Rarey M, Dixon J S
German National Research Center for Information Technology (GMD), Institute for Algorithms and Scientific Computing (SCAI), Sankt Augustin, Germany.
J Comput Aided Mol Des. 1998 Sep;12(5):471-90. doi: 10.1023/a:1008068904628.
In this paper we present a new method for evaluating molecular similarity between small organic compounds. Instead of a linear representation like fingerprints, a more complex description, a feature tree, is calculated for a molecule. A feature tree represents hydrophobic fragments and functional groups of the molecule and the way these groups are linked together. Each node in the tree is labeled with a set of features representing chemical properties of the part of the molecule corresponding to the node. The comparison of feature trees is based on matching subtrees of two feature trees onto each other. Two algorithms for tackling the matching problem are described throughout this paper. On a dataset of about 1000 molecules, we demonstrate the ability of our approach to identify molecules belonging to the same class of inhibitors. With a second dataset of 58 molecules with known binding modes taken from the Brookhaven Protein Data Bank, we show that the matchings produced by our algorithms are compatible with the relative orientation of the molecules in the active site in 61% of the test cases. The average computation time for a pair comparison is about 50 ms on a current workstation.

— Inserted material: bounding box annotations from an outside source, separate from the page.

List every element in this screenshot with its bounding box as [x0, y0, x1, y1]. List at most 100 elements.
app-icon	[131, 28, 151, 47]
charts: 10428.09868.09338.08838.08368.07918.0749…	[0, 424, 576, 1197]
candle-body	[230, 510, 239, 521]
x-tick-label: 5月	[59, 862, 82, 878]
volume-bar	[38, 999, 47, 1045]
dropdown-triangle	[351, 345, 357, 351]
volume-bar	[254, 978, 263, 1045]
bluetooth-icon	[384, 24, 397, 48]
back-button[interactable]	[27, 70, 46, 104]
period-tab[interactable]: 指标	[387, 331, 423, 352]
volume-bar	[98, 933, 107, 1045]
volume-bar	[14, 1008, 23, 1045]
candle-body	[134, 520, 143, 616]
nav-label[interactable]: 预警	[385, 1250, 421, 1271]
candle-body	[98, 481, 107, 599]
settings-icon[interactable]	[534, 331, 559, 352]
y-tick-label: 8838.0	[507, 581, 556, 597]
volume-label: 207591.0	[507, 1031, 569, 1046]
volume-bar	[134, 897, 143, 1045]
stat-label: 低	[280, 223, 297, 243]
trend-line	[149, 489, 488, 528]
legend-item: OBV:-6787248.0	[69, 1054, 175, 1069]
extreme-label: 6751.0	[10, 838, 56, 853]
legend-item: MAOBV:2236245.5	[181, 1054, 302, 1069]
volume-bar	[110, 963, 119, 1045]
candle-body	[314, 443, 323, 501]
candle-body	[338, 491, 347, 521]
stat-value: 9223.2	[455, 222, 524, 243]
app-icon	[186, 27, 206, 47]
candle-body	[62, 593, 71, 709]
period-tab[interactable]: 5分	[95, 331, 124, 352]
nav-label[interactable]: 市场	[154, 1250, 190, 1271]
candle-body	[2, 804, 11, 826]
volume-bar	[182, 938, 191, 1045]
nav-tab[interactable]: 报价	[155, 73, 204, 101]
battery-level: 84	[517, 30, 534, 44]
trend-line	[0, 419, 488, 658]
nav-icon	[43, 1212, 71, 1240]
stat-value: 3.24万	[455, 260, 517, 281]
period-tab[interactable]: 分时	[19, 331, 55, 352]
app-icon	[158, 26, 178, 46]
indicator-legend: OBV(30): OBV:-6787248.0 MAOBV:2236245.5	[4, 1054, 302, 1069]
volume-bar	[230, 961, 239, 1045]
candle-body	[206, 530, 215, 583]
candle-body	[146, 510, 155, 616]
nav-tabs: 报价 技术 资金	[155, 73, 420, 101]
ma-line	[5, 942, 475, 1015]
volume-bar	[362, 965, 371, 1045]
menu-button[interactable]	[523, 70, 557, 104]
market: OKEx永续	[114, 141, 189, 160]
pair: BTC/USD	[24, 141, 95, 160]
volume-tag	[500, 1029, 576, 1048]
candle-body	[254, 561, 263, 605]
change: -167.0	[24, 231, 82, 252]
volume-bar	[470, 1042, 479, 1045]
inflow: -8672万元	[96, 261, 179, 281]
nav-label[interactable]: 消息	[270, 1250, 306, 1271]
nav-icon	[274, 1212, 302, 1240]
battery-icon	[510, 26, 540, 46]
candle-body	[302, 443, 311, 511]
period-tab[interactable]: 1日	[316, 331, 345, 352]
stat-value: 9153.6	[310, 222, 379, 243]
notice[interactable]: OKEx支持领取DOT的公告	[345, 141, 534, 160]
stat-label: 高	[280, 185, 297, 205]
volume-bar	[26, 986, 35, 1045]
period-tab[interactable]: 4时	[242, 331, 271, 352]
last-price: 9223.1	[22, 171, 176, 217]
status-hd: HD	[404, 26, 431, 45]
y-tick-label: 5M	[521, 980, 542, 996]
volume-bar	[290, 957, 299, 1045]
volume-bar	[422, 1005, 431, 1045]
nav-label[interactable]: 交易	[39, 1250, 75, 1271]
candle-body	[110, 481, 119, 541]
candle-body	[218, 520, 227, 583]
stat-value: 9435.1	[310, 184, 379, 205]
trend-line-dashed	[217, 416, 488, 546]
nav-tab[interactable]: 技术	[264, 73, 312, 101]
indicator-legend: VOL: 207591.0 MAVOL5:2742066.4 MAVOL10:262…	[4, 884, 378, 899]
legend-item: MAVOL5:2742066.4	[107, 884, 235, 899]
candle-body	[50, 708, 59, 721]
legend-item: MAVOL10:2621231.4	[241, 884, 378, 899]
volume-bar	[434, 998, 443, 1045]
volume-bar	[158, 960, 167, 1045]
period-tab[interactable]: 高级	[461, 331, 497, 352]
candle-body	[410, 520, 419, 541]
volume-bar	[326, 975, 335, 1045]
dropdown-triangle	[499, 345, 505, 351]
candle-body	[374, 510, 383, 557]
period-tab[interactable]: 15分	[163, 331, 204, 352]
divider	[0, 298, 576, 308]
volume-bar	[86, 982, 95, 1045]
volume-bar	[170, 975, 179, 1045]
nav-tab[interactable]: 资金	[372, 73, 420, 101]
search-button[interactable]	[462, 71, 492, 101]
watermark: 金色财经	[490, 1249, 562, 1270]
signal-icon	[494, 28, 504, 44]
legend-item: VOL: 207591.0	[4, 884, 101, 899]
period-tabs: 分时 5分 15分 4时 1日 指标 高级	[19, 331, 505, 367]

在本文中,我们提出了一种评估小有机化合物之间分子相似性的新方法。与指纹等线性表示方式不同,我们为分子计算一种更复杂的描述——特征树。特征树表示分子的疏水片段和官能团以及这些基团连接在一起的方式。树中的每个节点都用一组特征进行标记,这些特征代表与该节点对应的分子部分的化学性质。特征树的比较基于将两个特征树的子树相互匹配。本文描述了两种解决匹配问题的算法。在一个约1000个分子的数据集上,我们展示了我们的方法识别属于同一类抑制剂的分子的能力。使用从布鲁克海文蛋白质数据库获取的58个具有已知结合模式的分子的第二个数据集,我们表明在61%的测试案例中,我们算法产生的匹配与活性位点中分子的相对取向兼容。在当前工作站上,一对比较的平均计算时间约为50毫秒。